A craft. A playlist. A simple drawing. Watercolor. A poem. A page. A meal plan. An event.

It can be SUPER beginner level. You don’t have to show it to anyone. Whatever you’re creating is not about the end result, it’s about the process of creating. The main point is you can only be focused on making whatever you’re making. This gives other parts of your brain a break, and this de-focused attention often results in creative breakthroughs when you’ve been stuck on something.


The hardcore grownups in the room are thinking, “I don’t have time to play, Megan.”

Hear me out.

Play looks different for everyone.

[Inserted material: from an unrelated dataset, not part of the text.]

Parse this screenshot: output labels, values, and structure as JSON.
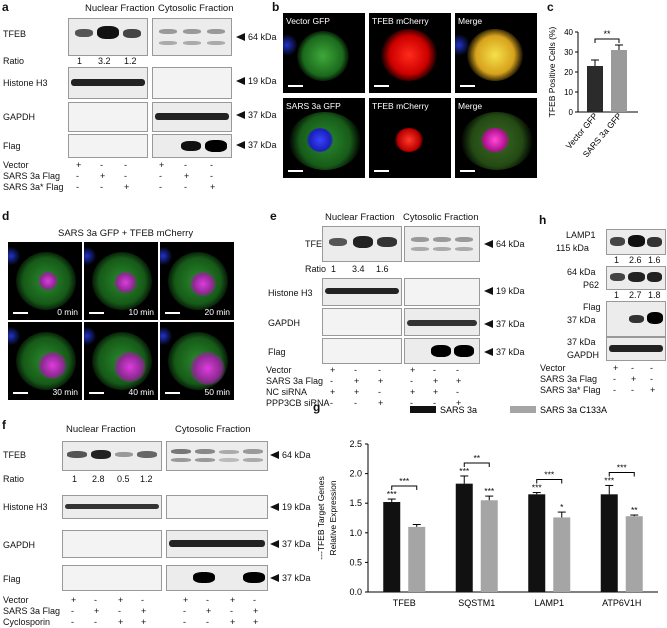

For me, playing means wandering through thrift shops and antique shops. It’s one of my most favorite things to do, because it’s fun to imagine what I might find and to wonder about the stories behind the things that other people have discarded.

For you, maybe it’s taking a walk or doodling or daydreaming or lunch with friends or movie night with your family. Use whatever time you have. You can’t find ten minutes to play? The only goal is dedicating a set amount of time to something you enjoy for no other reason than the enjoyment of it. You’re not trying to impress anyone. You’re not accomplishing anything important. You’re having fun. That’s all. (Note: This is not selfish. You deserve to have fun, and the people in your life deserve to have a “you” that is refreshed and joyful.)

What do you think? Can you find ways to incorporate any or all of these into your life? You don’t have to do them all at once. Pick one and try it until it becomes second nature, and then add another. I know I’m asking a lot from some of you, but I’d argue that if you’re super resistant to the things on this list, you’re probably the one who needs them most.

Creativity is an incredibly valuable asset, and we’ve all got it. Some of us have had it squashed by any number of things, but it can always be recovered. You are worth the investment it takes to find yours.